Tanto en el pasillo de Don Pedro Infinito como en Lomo Apolinario la noticia de la muerte derivó en sorpresa, indignación e incredulidad. Frente a Zumilandia, clientes y vecinos colocaban ramos de flores en una suerte de homenaje. A solo unos metros, en otros establecimientos, los asiduos al lugar jugaban al dominó. La actividad no se paró en el callejón, pero el ambiente habitual de jolgorio se tornó en una calma tensa. Los vecinos pedían respuestas. ¿Quién ha podido hacer esto? Era la pregunta más escuchada.
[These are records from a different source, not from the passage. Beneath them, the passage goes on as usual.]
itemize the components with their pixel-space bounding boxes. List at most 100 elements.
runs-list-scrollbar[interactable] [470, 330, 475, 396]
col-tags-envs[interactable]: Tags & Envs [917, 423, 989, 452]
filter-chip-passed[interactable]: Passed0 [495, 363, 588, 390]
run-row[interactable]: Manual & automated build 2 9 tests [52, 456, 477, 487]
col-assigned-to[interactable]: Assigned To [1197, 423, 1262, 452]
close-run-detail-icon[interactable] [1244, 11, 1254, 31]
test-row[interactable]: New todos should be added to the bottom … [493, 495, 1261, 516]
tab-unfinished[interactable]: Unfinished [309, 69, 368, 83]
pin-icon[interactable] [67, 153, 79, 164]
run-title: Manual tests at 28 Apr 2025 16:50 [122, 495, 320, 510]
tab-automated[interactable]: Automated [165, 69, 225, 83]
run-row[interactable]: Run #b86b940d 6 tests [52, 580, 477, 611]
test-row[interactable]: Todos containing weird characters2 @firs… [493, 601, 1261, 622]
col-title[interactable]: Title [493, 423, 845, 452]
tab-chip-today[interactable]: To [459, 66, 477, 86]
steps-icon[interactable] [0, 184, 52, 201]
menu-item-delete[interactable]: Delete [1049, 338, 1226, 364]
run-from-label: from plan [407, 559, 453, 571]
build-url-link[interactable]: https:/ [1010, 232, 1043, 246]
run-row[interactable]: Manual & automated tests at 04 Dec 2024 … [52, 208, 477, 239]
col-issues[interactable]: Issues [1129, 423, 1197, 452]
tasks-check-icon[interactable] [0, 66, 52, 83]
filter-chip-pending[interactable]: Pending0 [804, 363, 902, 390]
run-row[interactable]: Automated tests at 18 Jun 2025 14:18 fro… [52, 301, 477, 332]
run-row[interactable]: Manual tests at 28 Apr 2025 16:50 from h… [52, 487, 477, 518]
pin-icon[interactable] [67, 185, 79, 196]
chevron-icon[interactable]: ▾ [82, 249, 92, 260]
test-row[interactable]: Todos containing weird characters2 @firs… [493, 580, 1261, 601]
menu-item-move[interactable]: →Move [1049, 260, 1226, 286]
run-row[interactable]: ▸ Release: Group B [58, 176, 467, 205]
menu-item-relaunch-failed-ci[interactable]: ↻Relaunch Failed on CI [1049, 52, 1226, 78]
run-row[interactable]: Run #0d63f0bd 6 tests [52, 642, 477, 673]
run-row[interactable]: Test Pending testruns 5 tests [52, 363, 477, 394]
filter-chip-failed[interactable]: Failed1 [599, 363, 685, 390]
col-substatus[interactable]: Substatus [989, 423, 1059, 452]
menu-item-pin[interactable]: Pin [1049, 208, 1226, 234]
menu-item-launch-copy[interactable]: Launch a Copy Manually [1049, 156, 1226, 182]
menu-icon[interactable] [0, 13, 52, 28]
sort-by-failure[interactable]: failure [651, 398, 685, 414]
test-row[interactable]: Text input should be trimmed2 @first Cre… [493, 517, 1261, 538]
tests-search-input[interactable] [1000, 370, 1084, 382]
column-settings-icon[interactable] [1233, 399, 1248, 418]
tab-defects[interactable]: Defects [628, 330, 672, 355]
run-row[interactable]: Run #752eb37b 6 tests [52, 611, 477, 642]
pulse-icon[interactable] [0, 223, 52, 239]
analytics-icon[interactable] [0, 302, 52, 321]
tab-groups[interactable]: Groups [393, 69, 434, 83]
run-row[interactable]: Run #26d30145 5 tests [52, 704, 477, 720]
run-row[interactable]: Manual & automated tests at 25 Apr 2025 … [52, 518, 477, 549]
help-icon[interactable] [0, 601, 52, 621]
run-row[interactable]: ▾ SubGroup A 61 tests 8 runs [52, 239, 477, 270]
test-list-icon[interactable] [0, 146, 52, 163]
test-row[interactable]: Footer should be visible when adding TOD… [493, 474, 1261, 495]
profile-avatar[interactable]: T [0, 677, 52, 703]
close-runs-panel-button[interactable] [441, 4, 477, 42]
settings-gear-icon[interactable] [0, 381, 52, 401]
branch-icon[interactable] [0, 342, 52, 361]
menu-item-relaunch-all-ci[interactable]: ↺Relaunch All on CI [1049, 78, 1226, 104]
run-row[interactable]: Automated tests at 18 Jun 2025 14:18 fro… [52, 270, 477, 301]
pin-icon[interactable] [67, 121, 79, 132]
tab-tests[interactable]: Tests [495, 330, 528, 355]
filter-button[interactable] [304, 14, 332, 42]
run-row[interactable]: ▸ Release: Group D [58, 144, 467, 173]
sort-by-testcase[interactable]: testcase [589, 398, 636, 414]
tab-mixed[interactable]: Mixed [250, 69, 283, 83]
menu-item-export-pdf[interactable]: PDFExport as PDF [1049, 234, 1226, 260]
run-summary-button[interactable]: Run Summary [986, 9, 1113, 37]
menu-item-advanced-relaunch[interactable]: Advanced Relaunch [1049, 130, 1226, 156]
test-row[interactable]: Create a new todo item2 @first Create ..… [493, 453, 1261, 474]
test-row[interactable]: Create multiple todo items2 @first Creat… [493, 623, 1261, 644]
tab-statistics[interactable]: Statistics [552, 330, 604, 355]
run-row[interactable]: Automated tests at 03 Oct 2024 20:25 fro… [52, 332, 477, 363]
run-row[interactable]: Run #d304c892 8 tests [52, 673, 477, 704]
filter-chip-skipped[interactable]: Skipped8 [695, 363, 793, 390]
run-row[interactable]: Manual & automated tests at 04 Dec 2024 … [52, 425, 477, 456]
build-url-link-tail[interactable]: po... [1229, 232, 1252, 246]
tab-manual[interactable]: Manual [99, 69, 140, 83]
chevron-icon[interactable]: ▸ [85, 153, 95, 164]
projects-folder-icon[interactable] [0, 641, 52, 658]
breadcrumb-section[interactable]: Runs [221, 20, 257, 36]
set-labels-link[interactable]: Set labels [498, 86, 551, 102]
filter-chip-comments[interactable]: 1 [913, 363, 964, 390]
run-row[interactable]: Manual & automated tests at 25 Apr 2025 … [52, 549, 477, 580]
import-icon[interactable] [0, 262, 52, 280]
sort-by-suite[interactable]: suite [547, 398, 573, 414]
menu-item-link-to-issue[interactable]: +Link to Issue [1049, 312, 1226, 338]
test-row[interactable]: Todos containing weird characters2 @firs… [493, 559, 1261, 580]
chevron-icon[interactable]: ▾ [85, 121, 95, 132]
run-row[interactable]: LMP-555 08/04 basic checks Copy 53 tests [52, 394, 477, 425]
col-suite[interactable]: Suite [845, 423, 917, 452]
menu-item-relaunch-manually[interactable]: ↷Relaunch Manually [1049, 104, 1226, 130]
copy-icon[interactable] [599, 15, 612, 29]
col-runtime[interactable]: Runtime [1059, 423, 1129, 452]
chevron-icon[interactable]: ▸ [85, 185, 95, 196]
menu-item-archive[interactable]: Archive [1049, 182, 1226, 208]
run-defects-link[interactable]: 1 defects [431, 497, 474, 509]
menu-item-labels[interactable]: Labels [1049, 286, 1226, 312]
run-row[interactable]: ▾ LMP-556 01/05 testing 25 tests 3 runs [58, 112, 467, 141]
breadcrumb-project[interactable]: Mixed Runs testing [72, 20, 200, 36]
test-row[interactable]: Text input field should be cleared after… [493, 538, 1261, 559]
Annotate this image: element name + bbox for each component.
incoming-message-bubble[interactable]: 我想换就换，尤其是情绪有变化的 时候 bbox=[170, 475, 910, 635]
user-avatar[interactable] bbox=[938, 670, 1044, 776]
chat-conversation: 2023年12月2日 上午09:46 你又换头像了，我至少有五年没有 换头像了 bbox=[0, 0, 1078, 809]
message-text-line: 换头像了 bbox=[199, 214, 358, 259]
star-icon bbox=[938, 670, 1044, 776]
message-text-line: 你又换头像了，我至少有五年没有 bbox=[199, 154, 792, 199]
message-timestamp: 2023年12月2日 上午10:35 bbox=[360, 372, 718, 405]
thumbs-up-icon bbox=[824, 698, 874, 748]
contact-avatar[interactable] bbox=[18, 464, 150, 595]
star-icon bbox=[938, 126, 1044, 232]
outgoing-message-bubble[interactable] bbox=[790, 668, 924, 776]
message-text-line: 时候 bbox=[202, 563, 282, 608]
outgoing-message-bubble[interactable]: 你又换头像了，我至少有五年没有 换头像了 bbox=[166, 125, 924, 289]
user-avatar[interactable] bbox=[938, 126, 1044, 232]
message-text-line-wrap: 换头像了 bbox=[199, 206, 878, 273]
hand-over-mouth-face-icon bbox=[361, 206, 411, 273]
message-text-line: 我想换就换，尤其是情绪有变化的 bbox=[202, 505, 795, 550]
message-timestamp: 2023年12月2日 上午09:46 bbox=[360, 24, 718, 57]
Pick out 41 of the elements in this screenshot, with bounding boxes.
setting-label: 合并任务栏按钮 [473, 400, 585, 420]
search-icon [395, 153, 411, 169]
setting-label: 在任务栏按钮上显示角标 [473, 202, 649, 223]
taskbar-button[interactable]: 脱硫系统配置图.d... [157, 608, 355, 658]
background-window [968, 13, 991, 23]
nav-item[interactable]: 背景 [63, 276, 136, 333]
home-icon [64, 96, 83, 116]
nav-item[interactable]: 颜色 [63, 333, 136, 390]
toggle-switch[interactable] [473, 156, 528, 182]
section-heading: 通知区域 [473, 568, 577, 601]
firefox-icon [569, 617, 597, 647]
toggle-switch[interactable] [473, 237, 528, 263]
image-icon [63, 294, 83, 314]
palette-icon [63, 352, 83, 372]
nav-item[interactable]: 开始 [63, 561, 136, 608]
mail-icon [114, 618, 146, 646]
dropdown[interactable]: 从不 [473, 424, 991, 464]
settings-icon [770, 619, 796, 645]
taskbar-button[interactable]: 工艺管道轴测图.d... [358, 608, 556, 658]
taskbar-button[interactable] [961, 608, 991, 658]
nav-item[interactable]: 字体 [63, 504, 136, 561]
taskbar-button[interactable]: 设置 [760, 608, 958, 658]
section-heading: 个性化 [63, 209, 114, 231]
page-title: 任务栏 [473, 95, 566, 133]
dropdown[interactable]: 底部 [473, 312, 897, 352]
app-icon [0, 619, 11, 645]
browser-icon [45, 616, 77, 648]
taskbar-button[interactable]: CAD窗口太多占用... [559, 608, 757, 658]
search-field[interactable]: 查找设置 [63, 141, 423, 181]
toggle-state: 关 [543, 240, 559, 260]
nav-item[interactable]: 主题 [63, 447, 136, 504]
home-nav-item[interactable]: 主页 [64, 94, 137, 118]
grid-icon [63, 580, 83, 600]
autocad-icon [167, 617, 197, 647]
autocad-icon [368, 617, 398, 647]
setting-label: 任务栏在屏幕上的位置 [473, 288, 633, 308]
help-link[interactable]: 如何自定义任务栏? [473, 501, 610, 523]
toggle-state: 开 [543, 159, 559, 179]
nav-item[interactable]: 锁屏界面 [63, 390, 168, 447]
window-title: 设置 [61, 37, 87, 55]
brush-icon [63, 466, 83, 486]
«Ha muerto un hombre bueno», dijo uno de sus conocidos. «Vicente era una buena persona, trabajador, no entiendo cómo alguien puede hacer eso a una persona mayor», añadieron. «Era un hombre dedicado a su trabajo, a los suyos, con una vida completamente normal», subrayaron, al tiempo que demandaron «que caiga todo el peso de la ley» sobre la persona que lo mató.

Darias y la seguridad

Tras conocerse el deceso, Carolina Darias recalcó que, pese a sucesos de esta índole, Las Palmas de Gran Canaria «sigue siendo una de las ciudades con los índices de criminalidad más bajos de España». «Somos una ciudad segura, eso no significa que no haya incidencias penales, lamentablemente», remarcó la alcaldesa.

Lo cierto es que el de Vicente fue el tercer apuñalamiento en menos de 72 horas en la capital grancanaria; el único, eso sí, mortal. Desde el sindicato CSIF aseguran que «las intervenciones han ido en aumento» y reclaman que los doten con táser para poder hacer frente a estos incidentes.

Este martes por la tarde, a solo unos metros de Zumilandia, otro altercado sacudió el barrio de Schamann. Una disputa entre dos conocidos, uno de ellos vendedor de la ONCE, obligó a activar a la Policía Local y la Policía Nacional. El otro individuo portaba un arma blanca, y huyó del lugar (sin causar heridos) antes de que llegasen los agentes.